D'où vient alors, demande ensuite Augustin que la vérité engendre la haine ? N'est-ce pas la preuve que l'amour de la vérité n'a rien de naturel? Au contraire : il suffit de voir comment se manifeste cette haine de la vérité. Elle prend deux formes : d'abord, elle prend l'allure d'un refus de reconnaître la vérité, c'est-à-dire d'un refus d'admettre que nous nous trompons. Or, celui qui refuse d'admettre qu'il se trompe ne veut pas admettre qu'il est dans l'erreur. Autrement dit, il veut continuer à croire que, quoiqu'il croit, sa croyance conserve la propriété éminente d'être vraie : "la vérité est tellement aimée que, quoiqu'ils aiment, ils veulent que ce soit la vérité" . Ensuite, la haine de la vérité prend une deuxième forme, qui est elle aussi très ambiguë : la volonté de tromper les autres mais le refus absolu d'être dupé par eux : "ils n'acceptent pas d'être trompés, tout en voulant tromper eux-mêmes" . Manière de reconnaître, insiste Augustin, que les hommes aiment la vérité quand elle les éclaire, mais qu'ils la détestent quand elle les dénonce.
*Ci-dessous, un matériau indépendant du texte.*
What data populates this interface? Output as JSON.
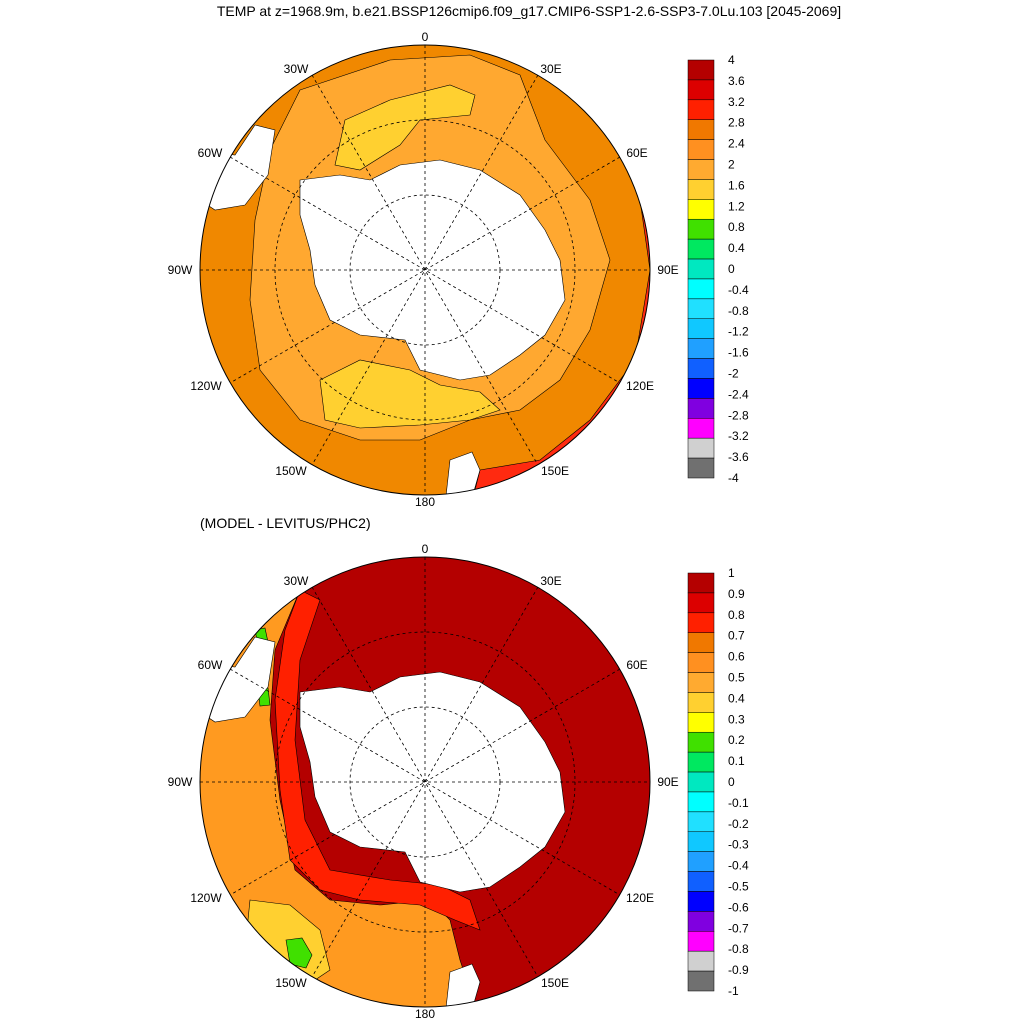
{
  "title": "TEMP at z=1968.9m, b.e21.BSSP126cmip6.f09_g17.CMIP6-SSP1-2.6-SSP3-7.0Lu.103 [2045-2069]",
  "panels": [
    {
      "id": "top",
      "subtitle": "",
      "lon_labels": [
        "0",
        "30E",
        "60E",
        "90E",
        "120E",
        "150E",
        "180",
        "150W",
        "120W",
        "90W",
        "60W",
        "30W"
      ],
      "colorbar": {
        "labels": [
          "4",
          "3.6",
          "3.2",
          "2.8",
          "2.4",
          "2",
          "1.6",
          "1.2",
          "0.8",
          "0.4",
          "0",
          "-0.4",
          "-0.8",
          "-1.2",
          "-1.6",
          "-2",
          "-2.4",
          "-2.8",
          "-3.2",
          "-3.6",
          "-4"
        ],
        "colors": [
          "#b40000",
          "#dc0000",
          "#ff2000",
          "#f07800",
          "#ff9020",
          "#ffaa30",
          "#ffd030",
          "#ffff00",
          "#40e000",
          "#00e860",
          "#00e8c0",
          "#00ffff",
          "#20e0ff",
          "#10c8ff",
          "#20a0ff",
          "#1060ff",
          "#0000ff",
          "#8000e0",
          "#ff00ff",
          "#d0d0d0",
          "#707070"
        ]
      }
    },
    {
      "id": "bottom",
      "subtitle": "(MODEL - LEVITUS/PHC2)",
      "lon_labels": [
        "0",
        "30E",
        "60E",
        "90E",
        "120E",
        "150E",
        "180",
        "150W",
        "120W",
        "90W",
        "60W",
        "30W"
      ],
      "colorbar": {
        "labels": [
          "1",
          "0.9",
          "0.8",
          "0.7",
          "0.6",
          "0.5",
          "0.4",
          "0.3",
          "0.2",
          "0.1",
          "0",
          "-0.1",
          "-0.2",
          "-0.3",
          "-0.4",
          "-0.5",
          "-0.6",
          "-0.7",
          "-0.8",
          "-0.9",
          "-1"
        ],
        "colors": [
          "#b40000",
          "#dc0000",
          "#ff2000",
          "#f07800",
          "#ff9020",
          "#ffaa30",
          "#ffd030",
          "#ffff00",
          "#40e000",
          "#00e860",
          "#00e8c0",
          "#00ffff",
          "#20e0ff",
          "#10c8ff",
          "#20a0ff",
          "#1060ff",
          "#0000ff",
          "#8000e0",
          "#ff00ff",
          "#d0d0d0",
          "#707070"
        ]
      }
    }
  ]
}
Rapport éminemment utilitaire et égoïste à la vérité, qui empêche de la prendre en considération quand elle ne plaide pas en leur faveur, mais qui les pousse en même temps à se réclamer du parti de la vérité dès qu'ils ont un avantage à faire valoir. Ce n'est sans doute pas là un amour désintéressé de la vérité, mais ce n'en est pas moins la preuve que nous continuons à l'aimer même lorsque nous l'aimons mal... Il n'y a donc aucune possibilité de ne pas aimer la vérité. Soit nous l'aimons comme le feraient des amis authentiques de la vérité; soit nous l'aimons à la manière d'amis intéressés.


Ce qui porte à condamner cette amitié intéressée, ce n'est pas qu'elle serait une fausse amitié; c'est qu'elle est fondamentalement une amitié fragile. Et c'est ce que montre la fin du texte : celui qui prétend posséder la vérité sans être possédé par elle est condamné à la déception. D'une part parce que, quoi qu'il fasse, il ne peut échapper à la vérité. Une illusion, un mensonge, est toujours susceptible à court ou à moyen terme, d'éclater au grand jour. C'est que la vérité a la stabilité de ce qui est réel; le mensonge ou l'illusion, tout au contraire, ne reposent sur rien de solide. Ils leur manque, inévitablement, la stabilité que seule peut conférer la réalité. D'autre part, parce que la vérité qu'il prétend posséder ne peut manquer de se dérober à lui. Pourquoi en est-il ainsi? Parce qu'il manque d'humilité dans son rapport à la vérité, il prétend en faire sa chose, au point de tenir un discours qui vise à s'approprier la parole de Dieu, comme s'il parlait lui-même au nom de Dieu. Ce manque d'humilité le conduit inévitablement à prendre ses propres convictions pour la vérité, ce qui est la définition même de l'illusion. La vérité ne lui appartient pas. Dès qu'il pense en faire sa chose, elle lui glisse entre les mains pour ne laisser à sa place qu'une ombre de vérité. Il est puni : il ne se dérobe pas à la vérité, tandis que la vérité se dérobe à lui.